Friday 31 August 2007

learning free

In further pursuit of freedom, I have ended up deep in literature about homeschooling/unschooling. Men such as John Holt, John Taylor Gatto and Ivan Illich have been my "enlighten-ers" in this. But my journey to educational freedom didn't start with them.

I encountered homeschooling several years ago when I discovered one of my college professors from the States, who was in Kenya for a year, didn't send his kids to school. That seemed odd for a prof who made his living from pedagogy. His kids seemed pretty smart and happy regardless. They also had lots of time to go walkabout on campus and socialise and that to me wasn't such a bad thing. Hmm.

Later, after campus...

My interest piqued when I was introduced to a Kenyan family that homeschooled. I met the daughter in that family and was completely blown away by her demeanor. She acted like a tiny grown up; such fluent and unabashed speech! (she was four at the time, btw.) If more of us had been brought up that way, who knows what we'd have achieved by now.
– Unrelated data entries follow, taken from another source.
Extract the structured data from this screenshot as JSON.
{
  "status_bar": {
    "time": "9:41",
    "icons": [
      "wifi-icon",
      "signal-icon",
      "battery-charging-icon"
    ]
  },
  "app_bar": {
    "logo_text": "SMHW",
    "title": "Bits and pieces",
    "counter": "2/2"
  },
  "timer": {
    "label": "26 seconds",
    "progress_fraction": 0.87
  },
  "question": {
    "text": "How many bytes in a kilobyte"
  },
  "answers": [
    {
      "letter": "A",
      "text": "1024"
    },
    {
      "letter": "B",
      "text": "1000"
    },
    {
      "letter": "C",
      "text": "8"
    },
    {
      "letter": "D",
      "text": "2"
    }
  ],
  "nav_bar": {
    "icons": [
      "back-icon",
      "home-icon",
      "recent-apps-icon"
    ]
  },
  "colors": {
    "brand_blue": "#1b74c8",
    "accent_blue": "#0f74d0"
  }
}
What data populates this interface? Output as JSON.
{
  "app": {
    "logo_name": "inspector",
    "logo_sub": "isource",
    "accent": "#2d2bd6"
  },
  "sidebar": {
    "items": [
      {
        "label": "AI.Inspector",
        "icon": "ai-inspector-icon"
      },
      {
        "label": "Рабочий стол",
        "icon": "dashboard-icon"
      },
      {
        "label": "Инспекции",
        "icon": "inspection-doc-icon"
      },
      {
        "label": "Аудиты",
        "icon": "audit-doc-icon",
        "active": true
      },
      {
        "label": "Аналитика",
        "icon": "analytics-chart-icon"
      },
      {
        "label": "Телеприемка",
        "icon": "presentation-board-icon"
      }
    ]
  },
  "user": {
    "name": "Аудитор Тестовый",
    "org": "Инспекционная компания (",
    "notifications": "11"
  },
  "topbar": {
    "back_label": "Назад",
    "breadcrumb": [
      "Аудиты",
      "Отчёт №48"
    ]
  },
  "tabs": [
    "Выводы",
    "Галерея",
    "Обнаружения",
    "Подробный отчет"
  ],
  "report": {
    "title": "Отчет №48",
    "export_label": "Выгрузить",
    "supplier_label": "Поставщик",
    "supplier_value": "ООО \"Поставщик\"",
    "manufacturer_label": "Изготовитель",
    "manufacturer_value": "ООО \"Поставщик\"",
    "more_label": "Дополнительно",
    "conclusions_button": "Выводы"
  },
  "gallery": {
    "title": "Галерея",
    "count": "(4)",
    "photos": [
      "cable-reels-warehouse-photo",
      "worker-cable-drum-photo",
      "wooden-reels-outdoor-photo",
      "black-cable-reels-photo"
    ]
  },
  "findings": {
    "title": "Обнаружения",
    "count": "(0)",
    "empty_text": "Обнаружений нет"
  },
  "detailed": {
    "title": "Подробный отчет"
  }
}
Needless to say, I am obsessed by natural, non-institutional methods of learning. One of the reasons being that my own formal education was miserable from somewhere in mid-primary all the way to Uni. A part of my high school I enjoyed because it was a slightly more liberal place than what I had encountered prior.

Right now I am reading excerpts from a book by John Holt, an education reformer from the sixties and seventies who decided that reforming schools wasn't the answer to creating better learning environments. Abolishing formal schools ALTOGETHER is the only remedy since they weren't in the first place created to be places where children could achieve their full potential in whatever they desired. Schools were invented to teach people their place, to grade and pigeon-hole them so as to make them easier to control. Encouraging the spread of school is the worst thing that we could do. Read the chilling quote below from "Instead of Education:Ways to Help People Do Things Better" by John Holt:

"A global schoolhouse would be a world, which we seem to be moving toward, in which one group of people would have the right through our entire lives to subject the rest of us to various sorts of tests, and if we did not measure up, to require us to submit to various kinds of treatment, i.e. education, therapy, etc., until we did. A worse nightmare is hard to imagine."

Shiver me timbers.

My children (if I ever have any) shall be homeschooled, no contest.